Issue in Training Trafficcamnet using TAO toolkit

Hello,

I am trying to train my model using TAO toolkit on my Jetson Xavier i have only kept 100 images for training purpose.

While creating tfrecords i am getting the following error:

Converting Tfrecords for kitti trainval dataset
Traceback (most recent call last):
File “/home/photon/miniconda3/bin/tao”, line 8, in
sys.exit(main())
File “/home/photon/miniconda3/lib/python3.7/site-packages/tlt/entrypoint/entrypoint.py”, line 115, in main
args[1:]
File “/home/photon/miniconda3/lib/python3.7/site-packages/tlt/components/instance_handler/local_instance.py”, line 296, in launch_command
docker_logged_in(required_registry=self.task_map[task].docker_registry)
File “/home/photon/miniconda3/lib/python3.7/site-packages/tlt/components/instance_handler/utils.py”, line 129, in docker_logged_in
data = load_config_file(docker_config)
File “/home/photon/miniconda3/lib/python3.7/site-packages/tlt/components/instance_handler/utils.py”, line 66, in load_config_file
“No file found at: {}. Did you run docker login?”.format(config_path)
AssertionError: Config path must be a valid unix path. No file found at: /home/photon/.docker/config.json. Did you run docker login?

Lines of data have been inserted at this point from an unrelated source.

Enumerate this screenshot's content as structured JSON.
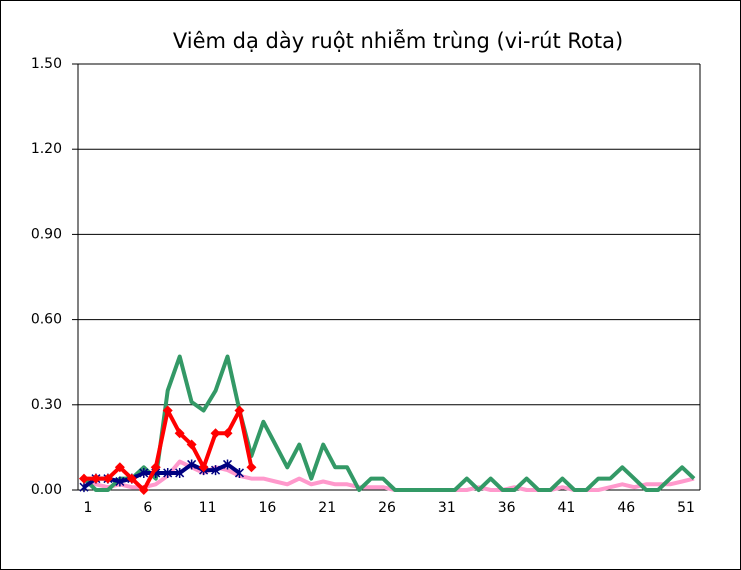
{
  "chart_data": {
    "type": "line",
    "title": "Viêm dạ dày ruột nhiễm trùng (vi-rút Rota)",
    "categories": [
      "1",
      null,
      null,
      null,
      null,
      "6",
      null,
      null,
      null,
      null,
      "11",
      null,
      null,
      null,
      null,
      "16",
      null,
      null,
      null,
      null,
      "21",
      null,
      null,
      null,
      null,
      "26",
      null,
      null,
      null,
      null,
      "31",
      null,
      null,
      null,
      null,
      "36",
      null,
      null,
      null,
      null,
      "41",
      null,
      null,
      null,
      null,
      "46",
      null,
      null,
      null,
      null,
      "51",
      null
    ],
    "series": [
      {
        "color": "#ff99cc",
        "marker": "none",
        "values": [
          0.03,
          0.02,
          0.01,
          0.02,
          0.01,
          0.01,
          0.02,
          0.05,
          0.1,
          0.08,
          0.06,
          0.08,
          0.07,
          0.05,
          0.04,
          0.04,
          0.03,
          0.02,
          0.04,
          0.02,
          0.03,
          0.02,
          0.02,
          0.01,
          0.01,
          0.01,
          0,
          0,
          0,
          0,
          0,
          0,
          0,
          0.01,
          0,
          0,
          0.01,
          0,
          0,
          0,
          0.01,
          0,
          0,
          0,
          0.01,
          0.02,
          0.01,
          0.02,
          0.02,
          0.02,
          0.03,
          0.04
        ]
      },
      {
        "color": "#339966",
        "marker": "none",
        "values": [
          0.04,
          0,
          0,
          0.04,
          0.04,
          0.08,
          0.04,
          0.35,
          0.47,
          0.31,
          0.28,
          0.35,
          0.47,
          0.28,
          0.12,
          0.24,
          0.16,
          0.08,
          0.16,
          0.04,
          0.16,
          0.08,
          0.08,
          0,
          0.04,
          0.04,
          0,
          0,
          0,
          0,
          0,
          0,
          0.04,
          0,
          0.04,
          0,
          0,
          0.04,
          0,
          0,
          0.04,
          0,
          0,
          0.04,
          0.04,
          0.08,
          0.04,
          0,
          0,
          0.04,
          0.08,
          0.04
        ]
      },
      {
        "color": "#000080",
        "marker": "asterisk",
        "values": [
          0.01,
          0.04,
          0.04,
          0.03,
          0.04,
          0.06,
          0.06,
          0.06,
          0.06,
          0.09,
          0.07,
          0.07,
          0.09,
          0.06,
          null,
          null,
          null,
          null,
          null,
          null,
          null,
          null,
          null,
          null,
          null,
          null,
          null,
          null,
          null,
          null,
          null,
          null,
          null,
          null,
          null,
          null,
          null,
          null,
          null,
          null,
          null,
          null,
          null,
          null,
          null,
          null,
          null,
          null,
          null,
          null,
          null,
          null
        ]
      },
      {
        "color": "#ff0000",
        "marker": "diamond",
        "values": [
          0.04,
          0.04,
          0.04,
          0.08,
          0.04,
          0.0,
          0.08,
          0.28,
          0.2,
          0.16,
          0.08,
          0.2,
          0.2,
          0.28,
          0.08,
          null,
          null,
          null,
          null,
          null,
          null,
          null,
          null,
          null,
          null,
          null,
          null,
          null,
          null,
          null,
          null,
          null,
          null,
          null,
          null,
          null,
          null,
          null,
          null,
          null,
          null,
          null,
          null,
          null,
          null,
          null,
          null,
          null,
          null,
          null,
          null,
          null
        ]
      }
    ],
    "ylim": [
      0,
      1.5
    ],
    "yticks": [
      {
        "value": 0,
        "label": "0.00"
      },
      {
        "value": 0.3,
        "label": "0.30"
      },
      {
        "value": 0.6,
        "label": "0.60"
      },
      {
        "value": 0.9,
        "label": "0.90"
      },
      {
        "value": 1.2,
        "label": "1.20"
      },
      {
        "value": 1.5,
        "label": "1.50"
      }
    ],
    "grid": true
  }
}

The steps i performed after getting this error are:

  1. Opened terminal and enter the following command:

docker login nvcr.io

Login was successful.

  1. Then from that terminal i launch my jupyter notebook but again the same issue persists.

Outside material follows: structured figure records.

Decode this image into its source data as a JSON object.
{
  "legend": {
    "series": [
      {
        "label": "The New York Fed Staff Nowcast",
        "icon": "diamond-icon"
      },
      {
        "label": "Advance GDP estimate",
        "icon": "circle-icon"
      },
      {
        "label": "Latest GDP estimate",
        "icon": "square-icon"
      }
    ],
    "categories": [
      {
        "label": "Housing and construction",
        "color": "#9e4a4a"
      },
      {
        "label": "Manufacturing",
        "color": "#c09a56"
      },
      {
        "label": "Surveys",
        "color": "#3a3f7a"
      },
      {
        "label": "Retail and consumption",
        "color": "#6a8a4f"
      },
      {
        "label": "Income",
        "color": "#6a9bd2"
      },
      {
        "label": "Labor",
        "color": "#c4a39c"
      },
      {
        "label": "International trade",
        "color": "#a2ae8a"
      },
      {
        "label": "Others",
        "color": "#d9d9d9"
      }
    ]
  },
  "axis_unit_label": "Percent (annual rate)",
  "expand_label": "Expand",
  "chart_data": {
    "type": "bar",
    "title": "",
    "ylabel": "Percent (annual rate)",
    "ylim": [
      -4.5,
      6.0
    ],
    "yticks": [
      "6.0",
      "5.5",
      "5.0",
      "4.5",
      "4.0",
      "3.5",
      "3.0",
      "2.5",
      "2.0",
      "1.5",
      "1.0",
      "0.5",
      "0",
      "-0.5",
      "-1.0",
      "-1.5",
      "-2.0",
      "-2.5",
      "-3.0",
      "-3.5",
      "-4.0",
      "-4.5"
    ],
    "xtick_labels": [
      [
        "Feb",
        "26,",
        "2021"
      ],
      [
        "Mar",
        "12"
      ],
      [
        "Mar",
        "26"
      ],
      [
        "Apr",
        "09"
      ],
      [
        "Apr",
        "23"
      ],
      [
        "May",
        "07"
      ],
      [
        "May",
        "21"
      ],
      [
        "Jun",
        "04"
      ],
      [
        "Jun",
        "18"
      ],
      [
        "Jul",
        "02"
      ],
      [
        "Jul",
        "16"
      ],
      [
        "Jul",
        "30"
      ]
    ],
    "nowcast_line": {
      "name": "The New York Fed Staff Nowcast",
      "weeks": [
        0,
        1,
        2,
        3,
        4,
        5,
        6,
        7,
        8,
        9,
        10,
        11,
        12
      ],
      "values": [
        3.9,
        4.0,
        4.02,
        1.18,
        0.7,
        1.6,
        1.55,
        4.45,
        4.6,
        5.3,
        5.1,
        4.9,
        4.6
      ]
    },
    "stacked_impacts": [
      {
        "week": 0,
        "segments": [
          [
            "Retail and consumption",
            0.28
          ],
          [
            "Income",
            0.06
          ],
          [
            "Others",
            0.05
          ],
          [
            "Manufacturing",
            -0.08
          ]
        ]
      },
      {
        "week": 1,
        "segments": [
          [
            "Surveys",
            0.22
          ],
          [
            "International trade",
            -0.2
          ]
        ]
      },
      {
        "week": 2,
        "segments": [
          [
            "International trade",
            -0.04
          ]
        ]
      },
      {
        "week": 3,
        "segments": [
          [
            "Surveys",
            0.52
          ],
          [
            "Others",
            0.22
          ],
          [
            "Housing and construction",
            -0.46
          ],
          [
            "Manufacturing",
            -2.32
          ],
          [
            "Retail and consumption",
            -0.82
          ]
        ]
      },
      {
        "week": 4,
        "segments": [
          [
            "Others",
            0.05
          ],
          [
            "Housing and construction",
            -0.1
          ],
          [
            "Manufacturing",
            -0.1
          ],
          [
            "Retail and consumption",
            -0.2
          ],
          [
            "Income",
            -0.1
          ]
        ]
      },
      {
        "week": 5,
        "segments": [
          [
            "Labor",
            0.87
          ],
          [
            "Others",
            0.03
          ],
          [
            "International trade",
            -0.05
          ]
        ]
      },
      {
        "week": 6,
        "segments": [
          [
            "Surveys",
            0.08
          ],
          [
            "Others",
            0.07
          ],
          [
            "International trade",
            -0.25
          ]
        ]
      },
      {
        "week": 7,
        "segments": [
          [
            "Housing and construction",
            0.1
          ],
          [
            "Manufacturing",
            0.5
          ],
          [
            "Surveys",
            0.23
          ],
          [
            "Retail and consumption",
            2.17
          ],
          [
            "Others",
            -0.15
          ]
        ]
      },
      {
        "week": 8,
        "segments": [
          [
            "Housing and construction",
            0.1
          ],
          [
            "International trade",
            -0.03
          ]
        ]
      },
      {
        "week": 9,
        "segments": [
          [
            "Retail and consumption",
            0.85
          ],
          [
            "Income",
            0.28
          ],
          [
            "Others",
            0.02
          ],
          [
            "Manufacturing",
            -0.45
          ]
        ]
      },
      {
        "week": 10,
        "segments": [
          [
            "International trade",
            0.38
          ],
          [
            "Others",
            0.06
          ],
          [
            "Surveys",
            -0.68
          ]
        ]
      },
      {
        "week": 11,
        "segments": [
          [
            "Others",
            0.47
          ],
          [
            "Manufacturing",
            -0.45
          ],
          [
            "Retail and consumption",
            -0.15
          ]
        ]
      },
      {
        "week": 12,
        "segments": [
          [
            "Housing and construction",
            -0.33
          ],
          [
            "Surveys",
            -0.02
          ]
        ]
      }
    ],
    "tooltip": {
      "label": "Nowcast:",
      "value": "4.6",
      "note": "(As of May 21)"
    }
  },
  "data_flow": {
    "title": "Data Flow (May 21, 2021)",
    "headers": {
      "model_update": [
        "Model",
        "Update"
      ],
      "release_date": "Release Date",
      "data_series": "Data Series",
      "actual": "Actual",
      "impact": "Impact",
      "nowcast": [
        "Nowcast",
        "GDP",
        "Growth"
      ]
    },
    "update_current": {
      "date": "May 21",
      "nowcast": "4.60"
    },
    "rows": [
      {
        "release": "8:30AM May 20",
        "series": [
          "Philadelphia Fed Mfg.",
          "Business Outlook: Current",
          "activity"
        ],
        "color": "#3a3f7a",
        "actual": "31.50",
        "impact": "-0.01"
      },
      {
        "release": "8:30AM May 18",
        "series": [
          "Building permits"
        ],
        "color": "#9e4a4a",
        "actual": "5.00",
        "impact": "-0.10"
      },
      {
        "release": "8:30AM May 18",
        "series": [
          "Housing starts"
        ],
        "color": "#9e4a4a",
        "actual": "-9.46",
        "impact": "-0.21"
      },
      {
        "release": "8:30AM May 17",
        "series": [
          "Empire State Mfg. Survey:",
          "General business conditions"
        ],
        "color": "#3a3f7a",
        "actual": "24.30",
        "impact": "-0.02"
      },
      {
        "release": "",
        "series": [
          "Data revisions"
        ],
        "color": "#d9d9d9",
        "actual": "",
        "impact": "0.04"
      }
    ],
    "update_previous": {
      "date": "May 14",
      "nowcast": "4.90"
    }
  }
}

Please provide me any solution for this ASAP.

Thanks

Hi,

TAO doesn’t support the Jetson platform.
You will need to apply the training in a desktop environment.

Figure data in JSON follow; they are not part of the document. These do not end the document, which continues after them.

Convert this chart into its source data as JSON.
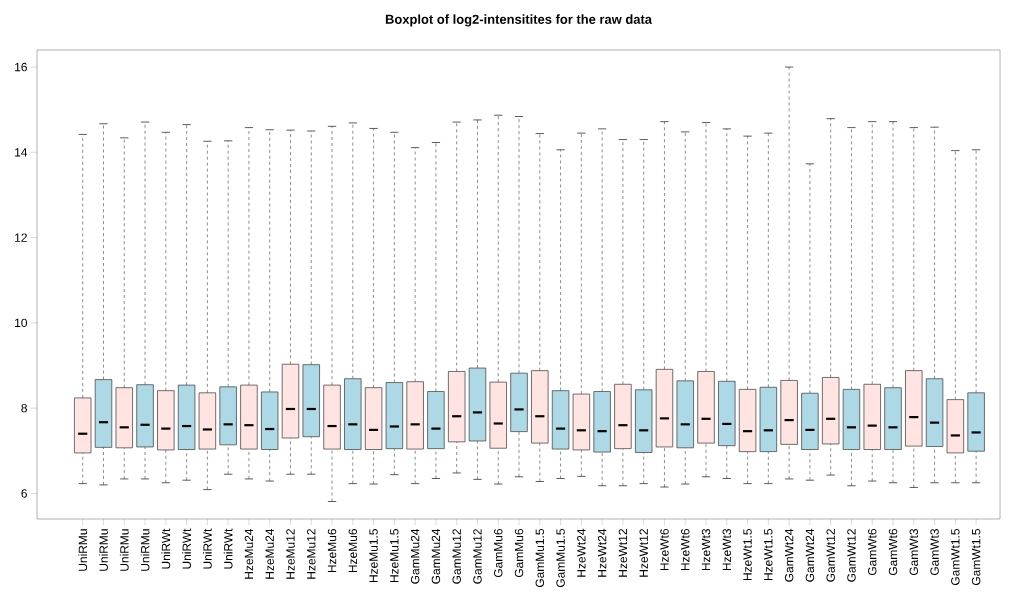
{
  "chart_data": {
    "type": "box",
    "title": "Boxplot of log2-intensitites for the raw data",
    "categories": [
      "UniRMu",
      "UniRMu",
      "UniRMu",
      "UniRMu",
      "UniRWt",
      "UniRWt",
      "UniRWt",
      "UniRWt",
      "HzeMu24",
      "HzeMu24",
      "HzeMu12",
      "HzeMu12",
      "HzeMu6",
      "HzeMu6",
      "HzeMu1.5",
      "HzeMu1.5",
      "GamMu24",
      "GamMu24",
      "GamMu12",
      "GamMu12",
      "GamMu6",
      "GamMu6",
      "GamMu1.5",
      "GamMu1.5",
      "HzeWt24",
      "HzeWt24",
      "HzeWt12",
      "HzeWt12",
      "HzeWt6",
      "HzeWt6",
      "HzeWt3",
      "HzeWt3",
      "HzeWt1.5",
      "HzeWt1.5",
      "GamWt24",
      "GamWt24",
      "GamWt12",
      "GamWt12",
      "GamWt6",
      "GamWt6",
      "GamWt3",
      "GamWt3",
      "GamWt1.5",
      "GamWt1.5"
    ],
    "boxes": [
      {
        "low": 6.23,
        "q1": 6.95,
        "median": 7.4,
        "q3": 8.24,
        "high": 14.42
      },
      {
        "low": 6.2,
        "q1": 7.08,
        "median": 7.67,
        "q3": 8.67,
        "high": 14.67
      },
      {
        "low": 6.34,
        "q1": 7.07,
        "median": 7.55,
        "q3": 8.48,
        "high": 14.34
      },
      {
        "low": 6.34,
        "q1": 7.09,
        "median": 7.61,
        "q3": 8.55,
        "high": 14.71
      },
      {
        "low": 6.25,
        "q1": 7.02,
        "median": 7.52,
        "q3": 8.41,
        "high": 14.47
      },
      {
        "low": 6.31,
        "q1": 7.03,
        "median": 7.58,
        "q3": 8.54,
        "high": 14.65
      },
      {
        "low": 6.09,
        "q1": 7.04,
        "median": 7.5,
        "q3": 8.36,
        "high": 14.26
      },
      {
        "low": 6.45,
        "q1": 7.14,
        "median": 7.62,
        "q3": 8.5,
        "high": 14.27
      },
      {
        "low": 6.34,
        "q1": 7.04,
        "median": 7.6,
        "q3": 8.54,
        "high": 14.58
      },
      {
        "low": 6.29,
        "q1": 7.03,
        "median": 7.51,
        "q3": 8.38,
        "high": 14.53
      },
      {
        "low": 6.45,
        "q1": 7.3,
        "median": 7.98,
        "q3": 9.03,
        "high": 14.52
      },
      {
        "low": 6.45,
        "q1": 7.33,
        "median": 7.98,
        "q3": 9.02,
        "high": 14.5
      },
      {
        "low": 5.81,
        "q1": 7.04,
        "median": 7.58,
        "q3": 8.54,
        "high": 14.61
      },
      {
        "low": 6.23,
        "q1": 7.03,
        "median": 7.62,
        "q3": 8.69,
        "high": 14.69
      },
      {
        "low": 6.22,
        "q1": 7.03,
        "median": 7.49,
        "q3": 8.48,
        "high": 14.56
      },
      {
        "low": 6.44,
        "q1": 7.05,
        "median": 7.57,
        "q3": 8.6,
        "high": 14.47
      },
      {
        "low": 6.23,
        "q1": 7.04,
        "median": 7.62,
        "q3": 8.62,
        "high": 14.11
      },
      {
        "low": 6.35,
        "q1": 7.05,
        "median": 7.52,
        "q3": 8.39,
        "high": 14.23
      },
      {
        "low": 6.48,
        "q1": 7.21,
        "median": 7.81,
        "q3": 8.86,
        "high": 14.71
      },
      {
        "low": 6.33,
        "q1": 7.23,
        "median": 7.9,
        "q3": 8.94,
        "high": 14.76
      },
      {
        "low": 6.22,
        "q1": 7.06,
        "median": 7.64,
        "q3": 8.61,
        "high": 14.87
      },
      {
        "low": 6.39,
        "q1": 7.45,
        "median": 7.97,
        "q3": 8.82,
        "high": 14.84
      },
      {
        "low": 6.28,
        "q1": 7.18,
        "median": 7.81,
        "q3": 8.88,
        "high": 14.44
      },
      {
        "low": 6.35,
        "q1": 7.04,
        "median": 7.52,
        "q3": 8.41,
        "high": 14.06
      },
      {
        "low": 6.4,
        "q1": 7.02,
        "median": 7.48,
        "q3": 8.33,
        "high": 14.45
      },
      {
        "low": 6.18,
        "q1": 6.97,
        "median": 7.46,
        "q3": 8.39,
        "high": 14.55
      },
      {
        "low": 6.18,
        "q1": 7.05,
        "median": 7.6,
        "q3": 8.56,
        "high": 14.3
      },
      {
        "low": 6.23,
        "q1": 6.96,
        "median": 7.48,
        "q3": 8.43,
        "high": 14.3
      },
      {
        "low": 6.15,
        "q1": 7.09,
        "median": 7.76,
        "q3": 8.91,
        "high": 14.72
      },
      {
        "low": 6.22,
        "q1": 7.07,
        "median": 7.62,
        "q3": 8.64,
        "high": 14.48
      },
      {
        "low": 6.39,
        "q1": 7.18,
        "median": 7.75,
        "q3": 8.86,
        "high": 14.7
      },
      {
        "low": 6.35,
        "q1": 7.12,
        "median": 7.63,
        "q3": 8.63,
        "high": 14.55
      },
      {
        "low": 6.23,
        "q1": 6.98,
        "median": 7.46,
        "q3": 8.44,
        "high": 14.38
      },
      {
        "low": 6.23,
        "q1": 6.98,
        "median": 7.48,
        "q3": 8.49,
        "high": 14.45
      },
      {
        "low": 6.34,
        "q1": 7.15,
        "median": 7.72,
        "q3": 8.65,
        "high": 16.0
      },
      {
        "low": 6.31,
        "q1": 7.03,
        "median": 7.49,
        "q3": 8.35,
        "high": 13.73
      },
      {
        "low": 6.43,
        "q1": 7.16,
        "median": 7.75,
        "q3": 8.72,
        "high": 14.79
      },
      {
        "low": 6.18,
        "q1": 7.03,
        "median": 7.55,
        "q3": 8.44,
        "high": 14.58
      },
      {
        "low": 6.29,
        "q1": 7.03,
        "median": 7.59,
        "q3": 8.56,
        "high": 14.72
      },
      {
        "low": 6.25,
        "q1": 7.03,
        "median": 7.55,
        "q3": 8.48,
        "high": 14.72
      },
      {
        "low": 6.14,
        "q1": 7.11,
        "median": 7.79,
        "q3": 8.88,
        "high": 14.58
      },
      {
        "low": 6.25,
        "q1": 7.1,
        "median": 7.66,
        "q3": 8.69,
        "high": 14.59
      },
      {
        "low": 6.25,
        "q1": 6.95,
        "median": 7.36,
        "q3": 8.2,
        "high": 14.04
      },
      {
        "low": 6.25,
        "q1": 6.99,
        "median": 7.43,
        "q3": 8.36,
        "high": 14.06
      }
    ],
    "colors": [
      "#ffe4e1",
      "#add8e6",
      "#ffe4e1",
      "#add8e6",
      "#ffe4e1",
      "#add8e6",
      "#ffe4e1",
      "#add8e6",
      "#ffe4e1",
      "#add8e6",
      "#ffe4e1",
      "#add8e6",
      "#ffe4e1",
      "#add8e6",
      "#ffe4e1",
      "#add8e6",
      "#ffe4e1",
      "#add8e6",
      "#ffe4e1",
      "#add8e6",
      "#ffe4e1",
      "#add8e6",
      "#ffe4e1",
      "#add8e6",
      "#ffe4e1",
      "#add8e6",
      "#ffe4e1",
      "#add8e6",
      "#ffe4e1",
      "#add8e6",
      "#ffe4e1",
      "#add8e6",
      "#ffe4e1",
      "#add8e6",
      "#ffe4e1",
      "#add8e6",
      "#ffe4e1",
      "#add8e6",
      "#ffe4e1",
      "#add8e6",
      "#ffe4e1",
      "#add8e6",
      "#ffe4e1",
      "#add8e6"
    ],
    "ylim": [
      5.4,
      16.4
    ],
    "yticks": [
      6,
      8,
      10,
      12,
      14,
      16
    ]
  }
}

https://developer.nvidia.com/tao-toolkit

Can TAO Toolkit be used to train on Jetson?
------------------------------------------------------------
Training with TAO Toolkit is only on x86 with NVIDIA GPU such as a V100. Models trained with TAO Toolkit can be deployed on any NVIDIA platform including Jetson.

Thanks.

Hello,
I’m a novice with development on NVIDIA.
Might I know more concerning this statement: “TAO doesn’t support the Jetson platform.”

I am following the steps on this blog page, all from a Jetson NX with all the recommended libraries and prerequisites installed as per guides on the NVIDIA documentation.

There are frequent errors, as expected, which I have troubleshooted with help from the forums and other resources. I’m having trouble getting past this step:

Split the data into two parts: 80% for the training set and 20% for the validation set

The latest error returned on executing the command for this step is:

Error response from daemon: Container f595c6cb0e4c6c8dad9ee0a24ca1d675dc41b7772978c7e1b713624c4f2445cf is not running
...(some traceback lines)...
requests.exceptions.HTTPError: 404 Client Error: Not Found for url: http+docker://localhost/v1.41/containers/f595c6cb0e4c6c8dad9ee0a24ca1d675dc41b7772978c7e1b713624c4f2445cf/stop

Among the things I’ve tried: restarting the system + docker, specifying the architecture with the --platform flag, pruning and redownloading the latest TAO CV image.

This may be related: Am I right in assuming that because of the platform (arm64/v8 architecture) I will have to execute the TAO Toolkit commands on another device and then only use the Jetson to execute what has already been trained and validated?

Thanks for any clarification you’re able to offer me :)

Hi,

Sorry for the late update.

We recommend users train a model with TAO on a dGPU environment.
And copy the model to Jetson and deploy it with Deepstream SDK.

Thanks.

Thanks again Moderator for your email clarification.

I’ve since switched from the Jetson NX device to an Ubuntu 20.04 VM running NVIDIA GPU with device driver 470+. The TAO Toolkit setup runs inside a virtual environment as per NVIDIA’s advice here.

As per my previous question, on the same step I mentioned that involves splitting the dataset right before training, running the command:

$ tao detectnet_v2 dataset_convert -d /workspace/openalpr/SPECS_tfrecord.txt -o /workspace/openalpr/lpd_tfrecord/lpd

I get a new error that says:

“could not select device driver “” with capabilities: [[gpu]]”

Do you know how I can solve this? I tried advice from similar posts on the topic, but it seems they do not apply to my case.

Hey Moderator, please see my reply above

Hey @AastaLLL ,
Would you please check my updated reply, thanks